I am not sure if this is what you are meaning to say. Let me take some shots in the dark and see if I can hit something.
The Hebrew language is Hebrew.
The Greek language is Greek.
The Septuagint translated the Hebrew Bible to Koine Greek in the BC era a few centuries before the New testament era the AD era.
The Septuagint had no affect on the Hebrew language or the Greek Language. It was a translation from Hebrew. This was not a book or scroll that was handed out. The idea of people working off of it would have been rare situations. If you knew Greek you would not need to know Hebrew to write Greek. Most of the Apostles probably dictated the Gospels to scribes or had the help of scribes.
Now the writing of the Greek was not so much the trouble....if they could write Greek, fine.....if they dictated to a scribe so they could write it, fine....or even if they had to have the help of a scribe, fine.....that was not the hard part.....
So as far as writing the New Testament the Septuagint did not play a part....with putting the ink to the text.
They wrote the New Testament in Koine Greek and Aramaic because if they did not, hardly no one would have been able to read it.
Many of the Jews could speak Hebrew but could not read or write Hebrew....People who could read and write Hebrew.....people that could read and write Greek were considered like "doctors" education and skill wise...LOL But there is little reason to reference the Septuagint.
The difficulty that the Apostles had with writing the New Testament and probably another reason that they needed scribes was not only to know the Greek words but also the definition of the Greek words. And that is the challenge. The Greek language....Greek culture ..... Greco-Roman religion....bingo!
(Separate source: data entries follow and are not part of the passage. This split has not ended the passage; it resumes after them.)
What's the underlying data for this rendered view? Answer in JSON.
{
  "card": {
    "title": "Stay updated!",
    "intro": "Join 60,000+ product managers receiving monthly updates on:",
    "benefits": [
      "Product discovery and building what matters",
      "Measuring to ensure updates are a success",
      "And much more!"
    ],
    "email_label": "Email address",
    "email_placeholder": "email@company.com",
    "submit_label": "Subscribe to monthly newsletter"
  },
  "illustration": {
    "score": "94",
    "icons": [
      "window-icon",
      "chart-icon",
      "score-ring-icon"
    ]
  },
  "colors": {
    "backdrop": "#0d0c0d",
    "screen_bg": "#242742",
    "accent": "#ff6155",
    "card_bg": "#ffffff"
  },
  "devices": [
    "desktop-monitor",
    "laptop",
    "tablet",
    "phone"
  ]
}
A language that had no words for the Jewish or Christian religious terms. Most of the Apostles were Jewish....they understood the Jewish religious terms and were grasping new Christian religious terms and in the New Testament they were looking for Greek words and definitions to express their thoughts. That was difficult. In some cases they were using Greek words that had no religious definitions to them and adjusting the definitions, a little or a lot.
A simple example is the Hebrew word for sin and the Greek word for sin. In Judaism sin means missing the moral mark of God. In Greek it mean missing the target with your arrow. No religious connection....no moral connection. They used the Greek word for sin and gave it.... expressed it, in a religious context. This was something they had to work with and they or their scribes would have to be very knowledgeable. The spiritual context is something pretty alien to the Greek people and Greek culture, and not present in the Greek language.... their gods lived up on Mt. Olympus and had little concern for morals and the afterlife is very vague.
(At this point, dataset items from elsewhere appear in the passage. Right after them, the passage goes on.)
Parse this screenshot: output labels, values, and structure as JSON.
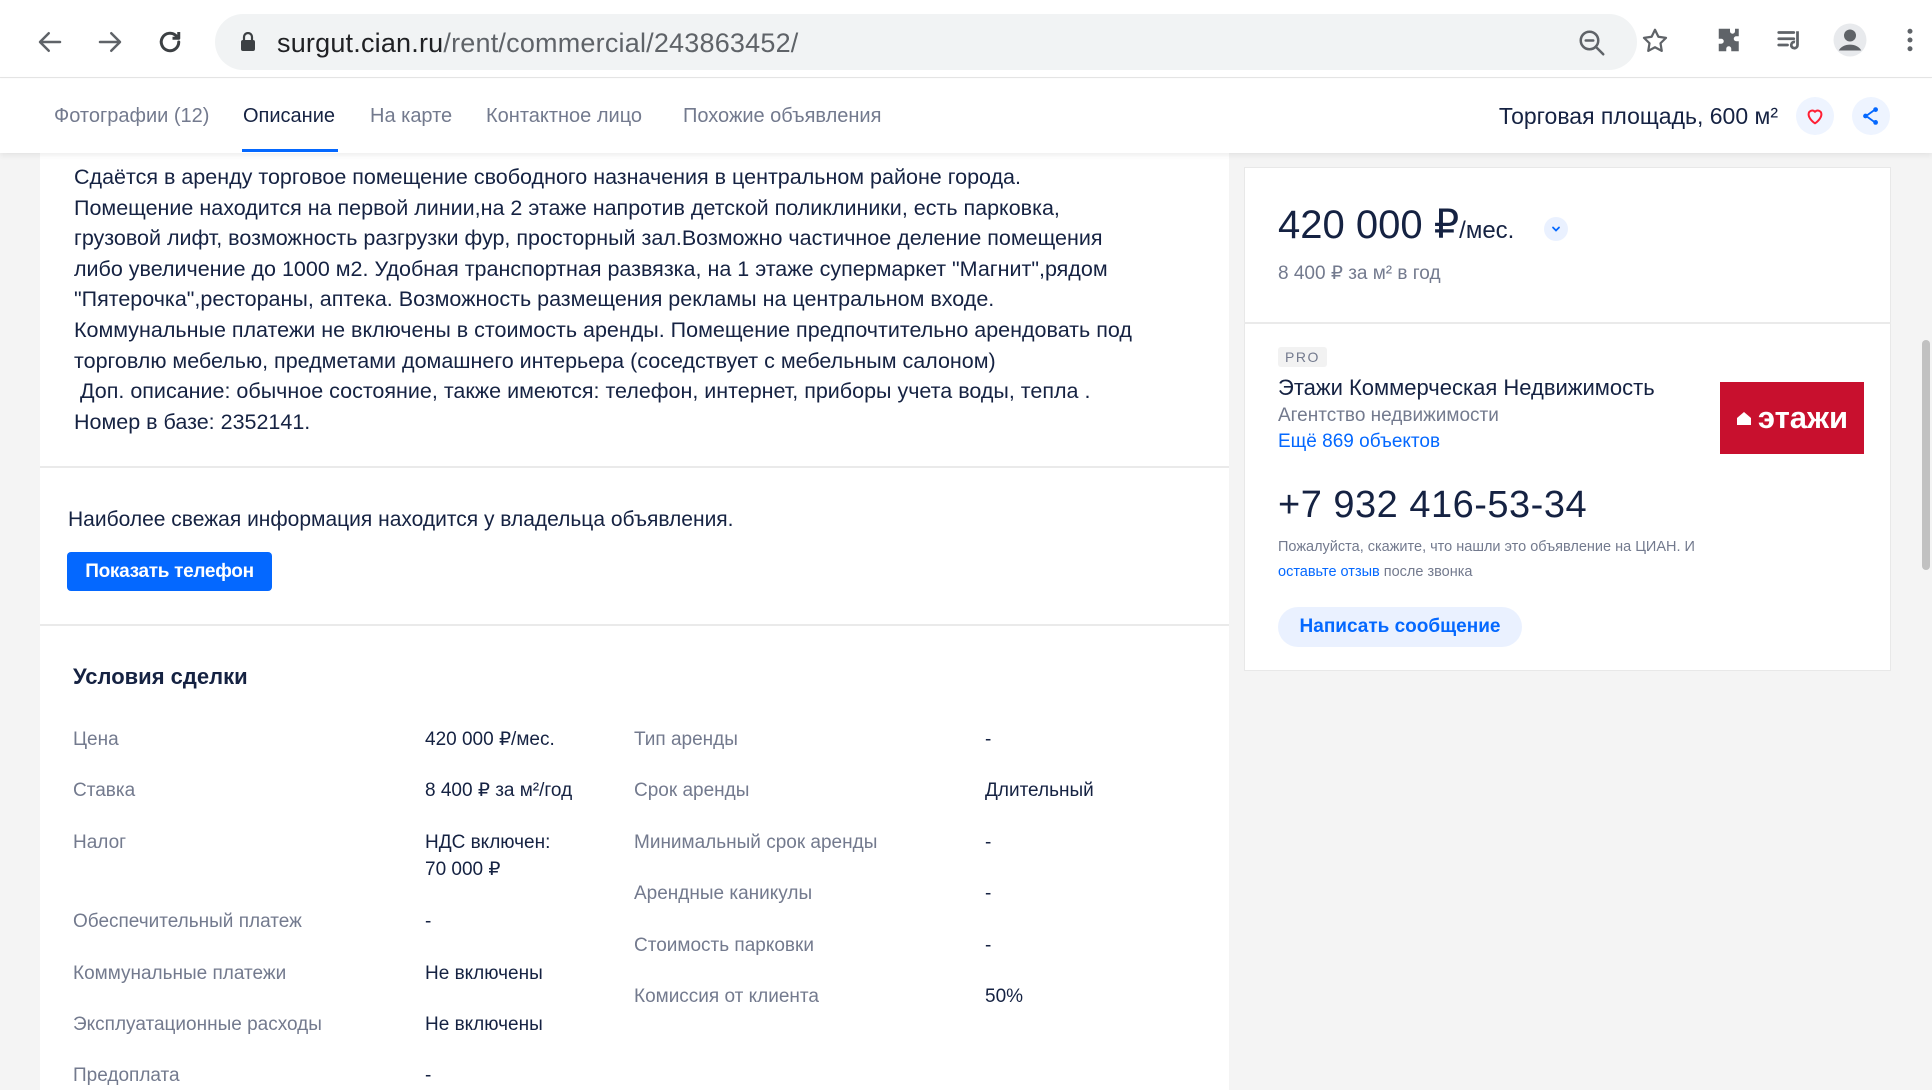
{
  "browser": {
    "url_host": "surgut.cian.ru",
    "url_path": "/rent/commercial/243863452/"
  },
  "tabs": [
    {
      "label": "Фотографии (12)"
    },
    {
      "label": "Описание"
    },
    {
      "label": "На карте"
    },
    {
      "label": "Контактное лицо"
    },
    {
      "label": "Похожие объявления"
    }
  ],
  "header_title": "Торговая площадь, 600 м²",
  "description": "Сдаётся в аренду торговое помещение свободного назначения в центральном районе города.\nПомещение находится на первой линии,на 2 этаже напротив детской поликлиники, есть парковка,\nгрузовой лифт, возможность разгрузки фур, просторный зал.Возможно частичное деление помещения\nлибо увеличение до 1000 м2. Удобная транспортная развязка, на 1 этаже супермаркет \"Магнит\",рядом\n\"Пятерочка\",рестораны, аптека. Возможность размещения рекламы на центральном входе.\nКоммунальные платежи не включены в стоимость аренды. Помещение предпочтительно арендовать под\nторговлю мебелью, предметами домашнего интерьера (соседствует с мебельным салоном)\n Доп. описание: обычное состояние, также имеются: телефон, интернет, приборы учета воды, тепла .\nНомер в базе: 2352141.",
  "owner_note": "Наиболее свежая информация находится у владельца объявления.",
  "show_phone_label": "Показать телефон",
  "deal": {
    "title": "Условия сделки",
    "left": [
      {
        "term": "Цена",
        "value": "420 000 ₽/мес."
      },
      {
        "term": "Ставка",
        "value": "8 400 ₽ за м²/год"
      },
      {
        "term": "Налог",
        "value": "НДС включен:\n70 000 ₽"
      },
      {
        "term": "Обеспечительный платеж",
        "value": "-"
      },
      {
        "term": "Коммунальные платежи",
        "value": "Не включены"
      },
      {
        "term": "Эксплуатационные расходы",
        "value": "Не включены"
      },
      {
        "term": "Предоплата",
        "value": "-"
      }
    ],
    "right": [
      {
        "term": "Тип аренды",
        "value": "-"
      },
      {
        "term": "Срок аренды",
        "value": "Длительный"
      },
      {
        "term": "Минимальный срок аренды",
        "value": "-"
      },
      {
        "term": "Арендные каникулы",
        "value": "-"
      },
      {
        "term": "Стоимость парковки",
        "value": "-"
      },
      {
        "term": "Комиссия от клиента",
        "value": "50%"
      }
    ]
  },
  "sidebar": {
    "price_main": "420 000 ₽",
    "price_unit": "/мес.",
    "price_sub": "8 400 ₽ за м² в год",
    "pro_label": "PRO",
    "agency_name": "Этажи Коммерческая Недвижимость",
    "agency_type": "Агентство недвижимости",
    "agency_more": "Ещё 869 объектов",
    "agency_logo_text": "этажи",
    "phone": "+7 932 416-53-34",
    "phone_note_1": "Пожалуйста, скажите, что нашли это объявление на ЦИАН. И ",
    "phone_note_link": "оставьте отзыв",
    "phone_note_2": " после звонка",
    "write_label": "Написать сообщение"
  },
  "colors": {
    "accent": "#0468ff",
    "logo_red": "#c8102e",
    "text_primary": "#152242",
    "text_secondary": "#737a8e"
  },
  "icons": [
    "back-arrow-icon",
    "forward-arrow-icon",
    "reload-icon",
    "lock-icon",
    "zoom-icon",
    "star-icon",
    "extension-icon",
    "media-icon",
    "profile-icon",
    "more-icon",
    "heart-icon",
    "share-icon",
    "chevron-down-icon"
  ]
}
So all these terms they are using are Greek words with no religious or moral meanings.....the Apostles are changing the definitions and using them in a religious context.
No Bibles for the early Christians, what the Apostles wrote was meant to be taught by word and explained. If you handed the texts of the New Testament to a Jew or a Gentile they would be lost.....these terms had to be explained because just reading the words carried no religious significance in context with the normal understanding of the Greek language.
So this is the issue....writing the New Testament in Greek and instructing the Jews and Gentiles as to what the Christian definitions for those Greek words were.
Now am I close to the topic or did my shots in the dark hit dead air.